Notice that faith comes by hearing and hearing through the word concerning Christ, i.e., the gospel message itself. Paul asks, "How will they hear without a preacher?" Well, couldn't we just answer that they have an inward call, or that they hear Christ through their own present religions? According to the Scripture, No, we can't. Why not? Because one can only be saved by the transference of sin from us and Christ's righteousness to us offered to those who trust in Him, His work, and His words. This cannot be done if one does not hear about Him, His work, and His words. This is why the disciples are told to go into every nation, baptizing and teaching all that Christ commanded them. If people were saved through their own religions anyway, then His directive should have been, "Take a load off boys, and just try to be good examples in your own community and in your own ways." The fact is that the only way to be saved by another religious system would be to save oneself by works, i.e., perfection, and that's assuming that salvation is both through works and that the works prescribed in those religions are not actually contrary to the works God has revealed in Scripture. Of course, we know that no one, not even the Jews could obey the perfect law, especially if law is seen in all of its implications and applications in life (then not even the best of men come close to it). But we are not saved by works, nor could we be, but by the grace of God that comes to us by the means of that faith relationship with Christ when we adhere to the gospel that has been spoken to us.

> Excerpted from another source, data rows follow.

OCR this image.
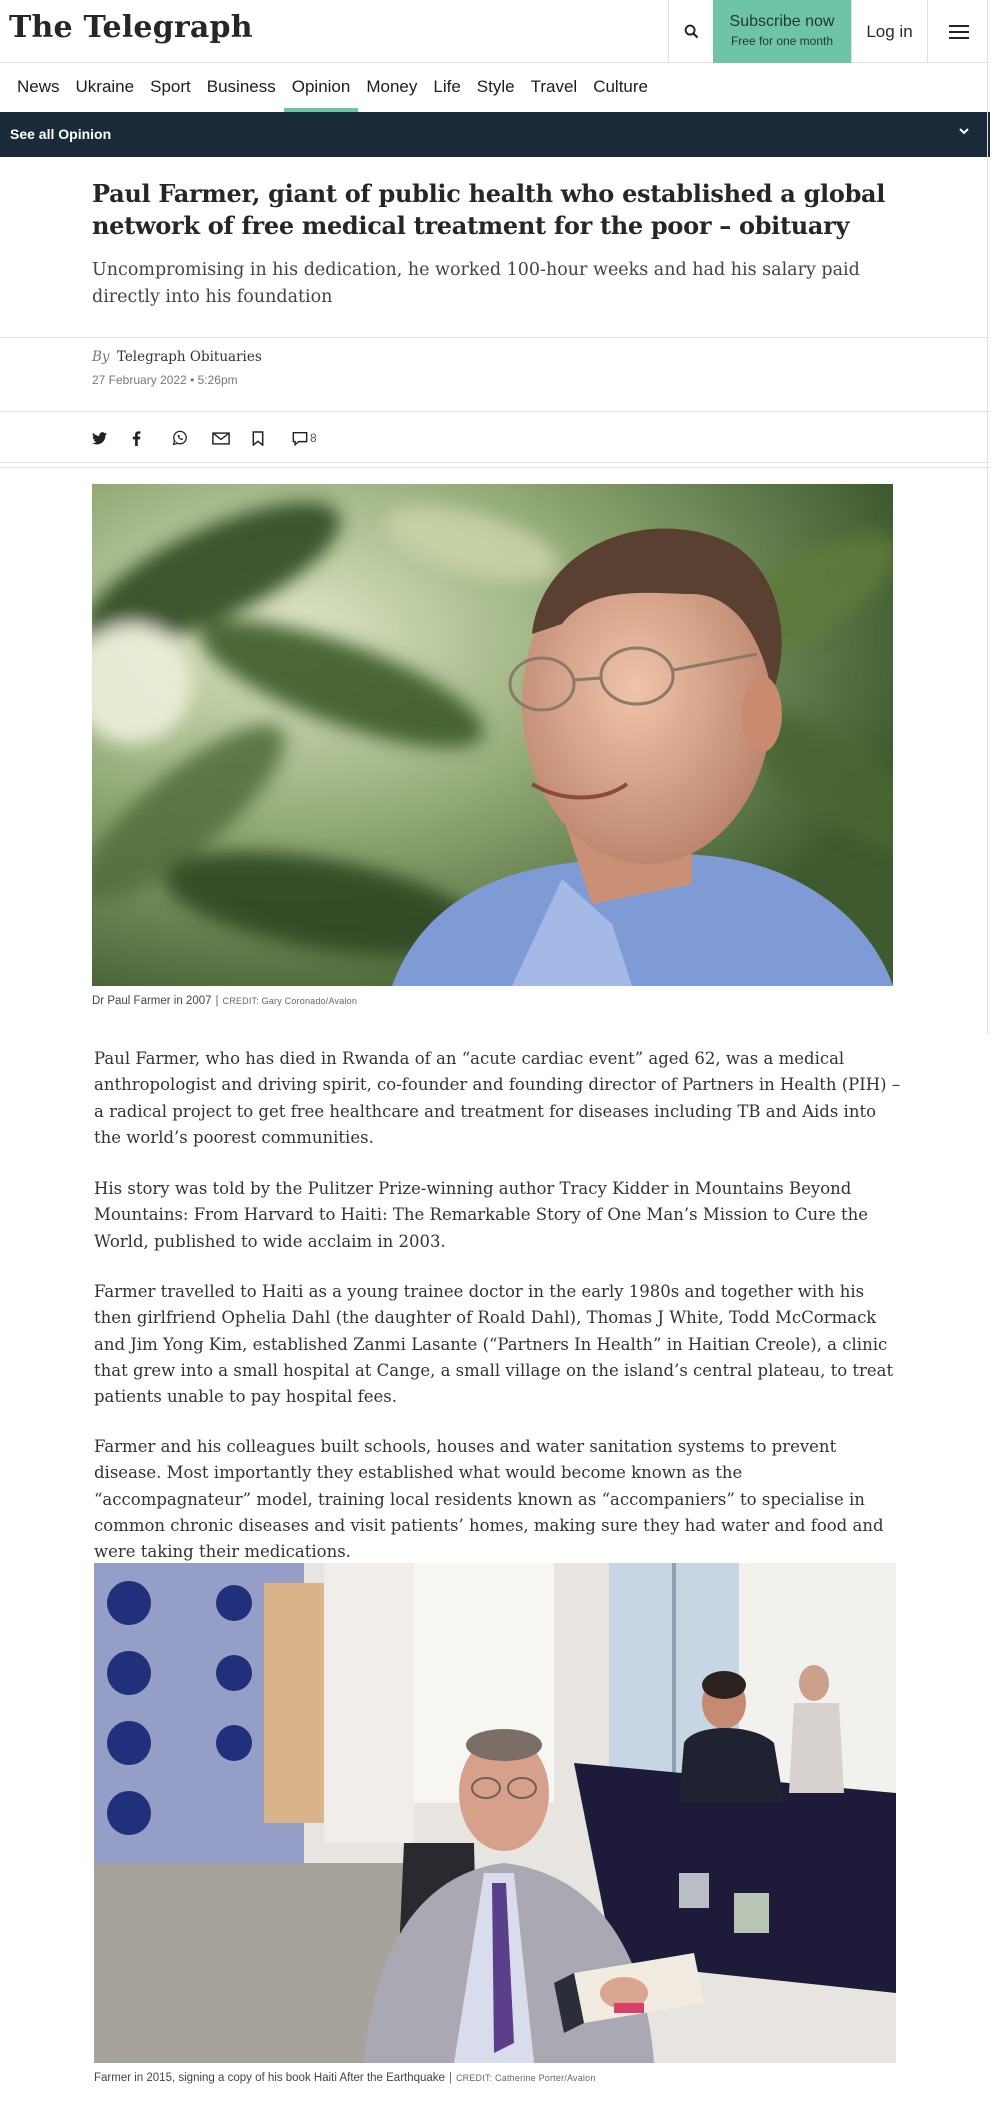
The Telegraph	Subscribe now
Free for one month
Log in
News Ukraine Sport Business Opinion Money Life Style Travel Culture
See all Opinion
Paul Farmer, giant of public health who established a global network of free medical treatment for the poor – obituary

Uncompromising in his dedication, he worked 100-hour weeks and had his salary paid directly into his foundation

By Telegraph Obituaries
27 February 2022 • 5:26pm
8
Dr Paul Farmer in 2007 | CREDIT: Gary Coronado/Avalon

Paul Farmer, who has died in Rwanda of an “acute cardiac event” aged 62, was a medical anthropologist and driving spirit, co-founder and founding director of Partners in Health (PIH) – a radical project to get free healthcare and treatment for diseases including TB and Aids into the world’s poorest communities.

His story was told by the Pulitzer Prize-winning author Tracy Kidder in Mountains Beyond Mountains: From Harvard to Haiti: The Remarkable Story of One Man’s Mission to Cure the World, published to wide acclaim in 2003.

Farmer travelled to Haiti as a young trainee doctor in the early 1980s and together with his then girlfriend Ophelia Dahl (the daughter of Roald Dahl), Thomas J White, Todd McCormack and Jim Yong Kim, established Zanmi Lasante (“Partners In Health” in Haitian Creole), a clinic that grew into a small hospital at Cange, a small village on the island’s central plateau, to treat patients unable to pay hospital fees.

Farmer and his colleagues built schools, houses and water sanitation systems to prevent disease. Most importantly they established what would become known as the “accompagnateur” model, training local residents known as “accompaniers” to specialise in common chronic diseases and visit patients’ homes, making sure they had water and food and were taking their medications.

Farmer in 2015, signing a copy of his book Haiti After the Earthquake | CREDIT: Catherine Porter/Avalon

What I am saying here is that any Christianity that tries to tell you that it is not exclusive with the gospel is not Christianity at all. It has a different source of spiritual knowledge, a different God, a different means of salvation (i.e., a gospel that is one of works toward another deity rather than specifically and cognitively trusting in Christ's work), and a different Christ (one not defined by His own revelation in the Bible).
And, my friends, as the Scripture warned us, "But even if we [i.e., the apostles themselves], or an angel from heaven, should preach to you a gospel contrary to that which we have preached to you, let him be eternally damned. As we have said before, so I say again now, if any man is preaching to you a gospel contrary to that which you received, let him be eternally damned.
There is simply no such thing as an inclusive Christianity because we are sinners with a good and just God. Praise Him forever that He is also such a loving and merciful God that He has decided to save His people, but do not make Him into an unjust and immoral God to suit a scheme that would pardon what cannot be righteously pardoned otherwise.